После завтрака Куропаткин неожиданно для Брусилова подошел к нему, взял его за локоть, отвел в сторону и заговорил пониженным голосом:
– Послушайте, Алексей Алексеевич, - я в полном недоумении был, когда вы говорили, что можете наступать!
– В недоумении?
– повторил тоже недоуменно Брусилов.
– Почему же именно, Алексей Николаевич? Да, я вполне могу наступать на своем фронте, тут никакой решительно натяжки нет.
– Вы можете?.. Впрочем, если даже вы думаете, что можете, то ведь это заставило и меня тоже сказать, что и я могу, а между тем я вполне убежден, что наступление наше окончится провалом.

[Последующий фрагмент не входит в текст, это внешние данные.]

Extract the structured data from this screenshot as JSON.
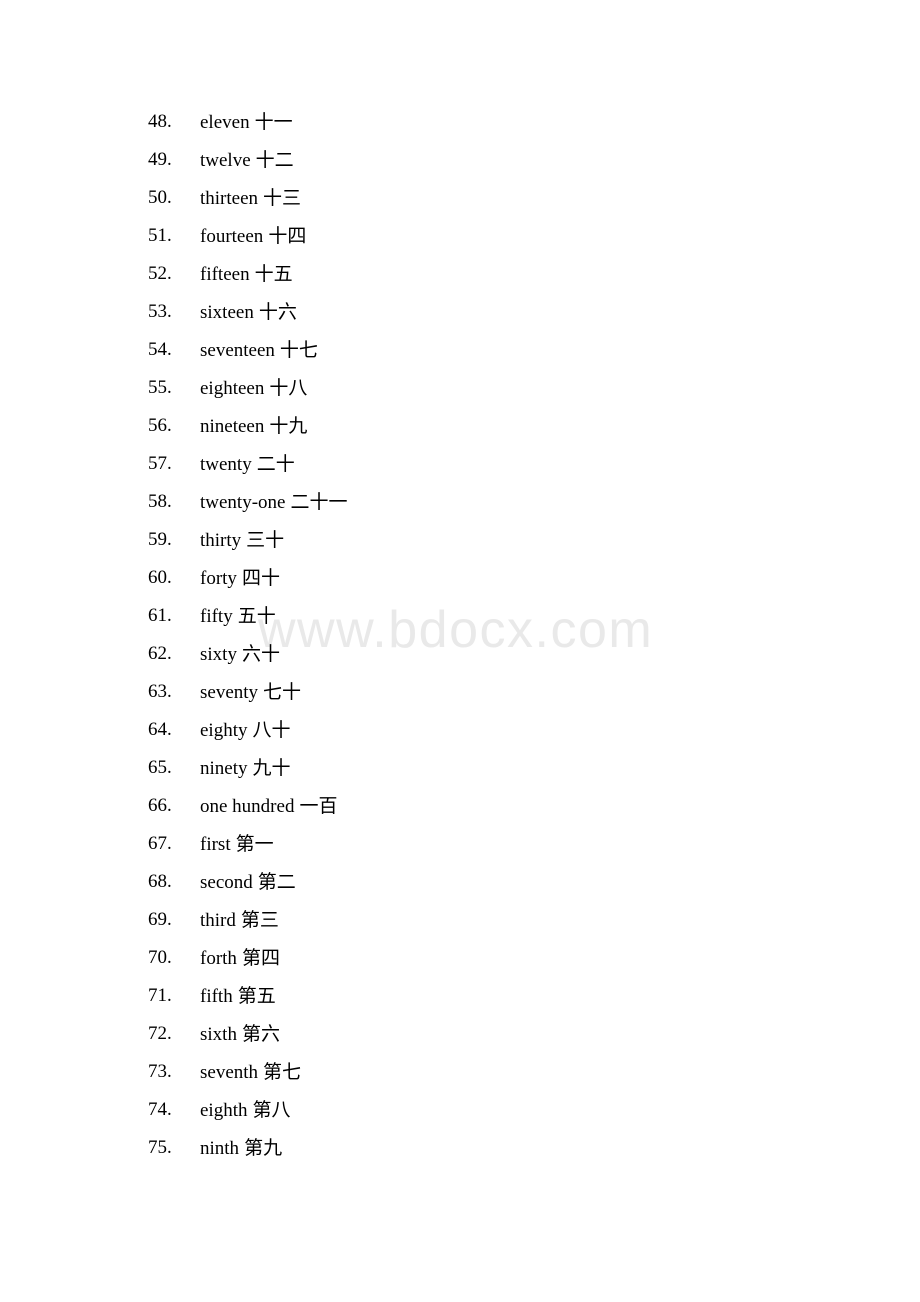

Маленький старик-полководец, говоря это, совсем потерял всю свою недавнюю приторность: он казался теперь необычайно серьезен.
– Провалом или успехом, - этого мы с вами не можем знать наперед, Алексей Николаевич, - столь же серьезно сказал Брусилов.
– Наконец, роль вашего фронта, насколько я понял, будет вспомогательная, а главная выпадет на долю Западного.
– Западного?
– Куропаткин быстро оглянулся, ища глазами Эверта, и продолжал почти шепотом: - Западный, кажется, доказал уже, что наступать он не способен. Каких же еще нужно доказательств, если его мартовская операция для вас неубедительна? Я чрезвычайно сожалею, что не был осведомлен заранее о ваших взглядах на этот предмет. Мне кажется, я мог бы поколебать вас в этом решении вашем, если бы знал о нем. Генерал Эверт тоже изумлен, - я успел перекинуться с ним двумя словами. Однако, мне думается, еще не поздно заявить о том, что вы... как бы это выразиться... переоценили возможности своего фронта и недооценили нашей общей бедности в снаряжении. Вот вы же говорили, что у нас очень мало аэропланов. Да, да, конечно, до смешного мало сравнительно с немцами! Как же мы можем надеяться на успех, когда мы слепые, а они - зрячие? Они о нас будут знать решительно все в то время, как мы о них ничего! Какой же успех мы можем иметь, - не понимаю.